Further, the contention that out-of-state lenders are exempt from the PLA would render the prohibition on out-of-state forum selection clauses meaningless, the court said.
“Georgia statutes establish a clear public policy against out-of-state lenders using forum selection clauses to avoid litigation in Georgia courts,” the Eleventh Circuit wrote. “Enforcing a forum selection clause like the ones here ‘would [therefore] contravene a strong public policy of [using] the forum in which suit is brought,’ and the district court correctly denied the [lenders’] motion to dismiss on that ground.”
As for the class action waivers, the texts of the PLA and GILA both include explicit statements that “a civil action may be brought … on behalf of an ascertainable class of borrowers” and that claims “may be asserted in a class action,” respectively.
The lenders told the court that neither statute prohibits class action waivers or creates a statutory right to pursue one.
“These arguments miss the point,” the Eleventh Circuit said. The public policy bar exists as an independent basis to hold a contractual provision unenforceable, the court explained, and a contractual provision need not literally conflict with Georgia law to contravene public policy.
The court also distinguished cases where class action waivers in arbitration clauses were found not to be void as against public policy. Those cases concerned class action waivers in arbitration agreements, where the Federal Arbitration Act (FAA) creates a strong federal policy in favor of arbitration that overrides state statutes or common law, the court said.
“The PLA and the GILA establish the Georgia Legislature’s intent to preserve class actions as a remedy for those aggrieved by payday lenders,” the court wrote. “Enforcing the class action waiver here would undermine the purpose and spirit of Georgia’s statutory scheme. The class action waiver is therefore unenforceable, and the district court did not err in denying the [lenders’] motion to strike the plaintiffs’ class allegations.”
To read the opinion, click here.
Why it matters
The decision offers a cautionary tale for financial services companies that wish to enforce forum selection clauses and class action waivers in loan agreements with Georgia borrowers.

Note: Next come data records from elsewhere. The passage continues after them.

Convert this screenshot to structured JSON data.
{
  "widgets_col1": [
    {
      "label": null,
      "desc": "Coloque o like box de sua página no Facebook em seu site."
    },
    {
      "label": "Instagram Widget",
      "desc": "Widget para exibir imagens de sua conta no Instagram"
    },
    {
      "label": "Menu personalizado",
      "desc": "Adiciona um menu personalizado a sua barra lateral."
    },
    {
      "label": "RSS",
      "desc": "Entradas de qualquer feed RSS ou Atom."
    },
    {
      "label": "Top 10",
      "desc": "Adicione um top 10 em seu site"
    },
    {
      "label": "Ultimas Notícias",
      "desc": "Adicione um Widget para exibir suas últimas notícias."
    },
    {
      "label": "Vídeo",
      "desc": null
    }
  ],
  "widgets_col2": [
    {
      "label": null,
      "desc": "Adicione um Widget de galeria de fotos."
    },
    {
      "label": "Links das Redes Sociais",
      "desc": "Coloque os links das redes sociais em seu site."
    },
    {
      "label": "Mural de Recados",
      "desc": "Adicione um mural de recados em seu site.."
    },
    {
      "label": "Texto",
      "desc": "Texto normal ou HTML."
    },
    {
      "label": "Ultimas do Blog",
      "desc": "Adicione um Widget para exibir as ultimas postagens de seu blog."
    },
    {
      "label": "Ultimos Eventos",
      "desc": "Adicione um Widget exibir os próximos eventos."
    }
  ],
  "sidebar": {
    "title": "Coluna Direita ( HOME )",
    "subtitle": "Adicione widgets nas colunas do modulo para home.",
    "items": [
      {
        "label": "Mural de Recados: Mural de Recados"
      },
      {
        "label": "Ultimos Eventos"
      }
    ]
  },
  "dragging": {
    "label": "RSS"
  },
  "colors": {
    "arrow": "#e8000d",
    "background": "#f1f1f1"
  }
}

Courts have long refused to enforce contractual provisions that are deemed to contravene public policy, and the Eleventh Circuit decision is consistent in that regard. In so doing, the court is refusing to allow short-term lenders to enforce either the forum selection clause or class waiver provisions contained in the operative loan agreements in the context of such higher-priced loans. Georgia law is the key factor, however, and the ruling is therefore limited in that regard. Indeed, the court was careful to distinguish class waiver provisions found within arbitration agreements, where the FAA overrides state law or policy, leaving open a possible route for certain lenders to continue to bar class actions via mandatory arbitration provisions.